Decolonize This Place’s program for the second week of the group’s nine-week protest at the Whitney.

(Photo: Decolonize This Place)

How did the idea of doing nine weeks of protest come about?

Singh: It’s a concept that shows everybody’s commitment to holding the institution accountable. The nine weeks is about creating a space for our communities to be there—to do actions and gatherings that are also for us.

If you would come to any of these actions, you would see a variety of things, from pop-up parties to salsa dancing, things that cultural institutions should be doing. So these actions are also visionary in that way: They’re not just about negating and protesting, they’re also creating a space that doesn’t exist.

Tell me a little bit about how you conceived the aesthetic of the protest.

Goen: I do all the design work in collaboration with Nitasha and another member of the collective. When we first went to the museum back in December, the aesthetic of the posters took on the shows and art that was in the museum. So we took the Warhol aesthetic and we just ran with it.

Warhol’s aesthetic lends itself really perfectly to the work we’re doing in terms of producing a lot of stuff because there’s an instantaneous need for the work [for these protests]. We’re not making the work in a silo, spending a lot of time making and remaking and thinking about this in terms of art. We’re really just trying to get our message across and have very little time to do it. So a lot of the aesthetics are the immediacy of what we’re trying to respond to.

When you’re thinking about how to correct injustice, how does art fit into that equation?

Singh: A lot of us began as artists or academics or curators, we’re also people in art or the art world, we’re all interested in culture, but also a part of [our interest in art is that], specifically with the institutions, it’s very clear that these institutions are controlled by a lot of people who are directly impacting communities. So Warren Kanders is one person, but then also Hyperallergic recently had a closer look at the other board members at the Whitney museum, [one of whom] provides services to detention centers on the border. Also, [a member of] MoMA’s board is involved in prisons at the borders.

Art is not separate from society, art is very much a part of our society and the way it functions, but art is also a special thing where these conversations can be had much more visibly. That’s the importance of art. For me, I’m more interested in conversations that lead to action that can actually help create responsible institutions for people. People are hiding behind art institutions, and so when Kyle said that a lot of our work is part of art institutions, but a lot of work is outside of it, it’s mainly because people have thought that art institutions are separate from society anyway. These things need to change.

Why does it matter so much who is on the board of the Whitney Museum?

Goen: As artists and cultural workers, we question who’s on the board, the way they’re making their money. We make connections to our communities; the people who are doing damage in our communities are sitting on this board.
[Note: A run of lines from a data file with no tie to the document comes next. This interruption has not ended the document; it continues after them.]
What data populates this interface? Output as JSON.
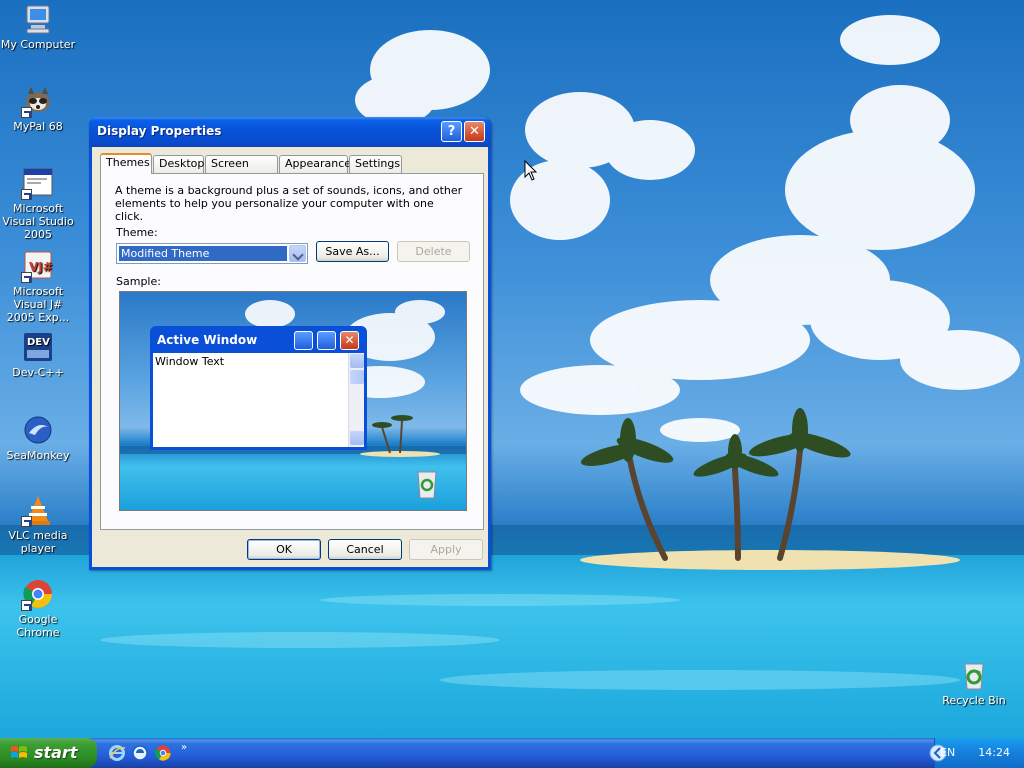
{
  "desktop": {
    "icons": [
      {
        "label": "My Computer"
      },
      {
        "label": "MyPal 68"
      },
      {
        "label": "Microsoft Visual Studio 2005"
      },
      {
        "label": "Microsoft Visual J# 2005 Exp..."
      },
      {
        "label": "Dev-C++"
      },
      {
        "label": "SeaMonkey"
      },
      {
        "label": "VLC media player"
      },
      {
        "label": "Google Chrome"
      },
      {
        "label": "Recycle Bin"
      }
    ]
  },
  "dialog": {
    "title": "Display Properties",
    "help_glyph": "?",
    "close_glyph": "✕",
    "tabs": [
      {
        "label": "Themes"
      },
      {
        "label": "Desktop"
      },
      {
        "label": "Screen Saver"
      },
      {
        "label": "Appearance"
      },
      {
        "label": "Settings"
      }
    ],
    "active_tab": "Themes",
    "description": "A theme is a background plus a set of sounds, icons, and other elements to help you personalize your computer with one click.",
    "theme_label": "Theme:",
    "theme_value": "Modified Theme",
    "save_as": "Save As...",
    "delete": "Delete",
    "sample_label": "Sample:",
    "sample": {
      "window_title": "Active Window",
      "window_text": "Window Text",
      "close_glyph": "✕"
    },
    "ok": "OK",
    "cancel": "Cancel",
    "apply": "Apply"
  },
  "taskbar": {
    "start": "start",
    "quick_launch": [
      "internet-explorer-icon",
      "ie-alt-icon",
      "chrome-icon"
    ],
    "overflow": "»",
    "language": "EN",
    "clock": "14:24"
  },
  "colors": {
    "title_blue": "#0a4fd8",
    "start_green": "#3c9f33",
    "selection": "#316ac5",
    "tab_highlight": "#e68b2c"
  }
}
It’s important for us that we question at what cost [does an] art [exhibition happen]? We actually think that institutions can function very differently than just taking money from the ultra-rich and turning everything into an ultra-luxury for a very small group of people.

Singh: These institutions are defining a lot of what art means; they are part of changing the landscape of our cities. It’s $25 to enter these museums, so who are they defining art for? That’s also the question we’re asking: It’s not just about art, it’s about our city and those who are directly impacted by [the state of museums].

This interview has been edited for length and clarity.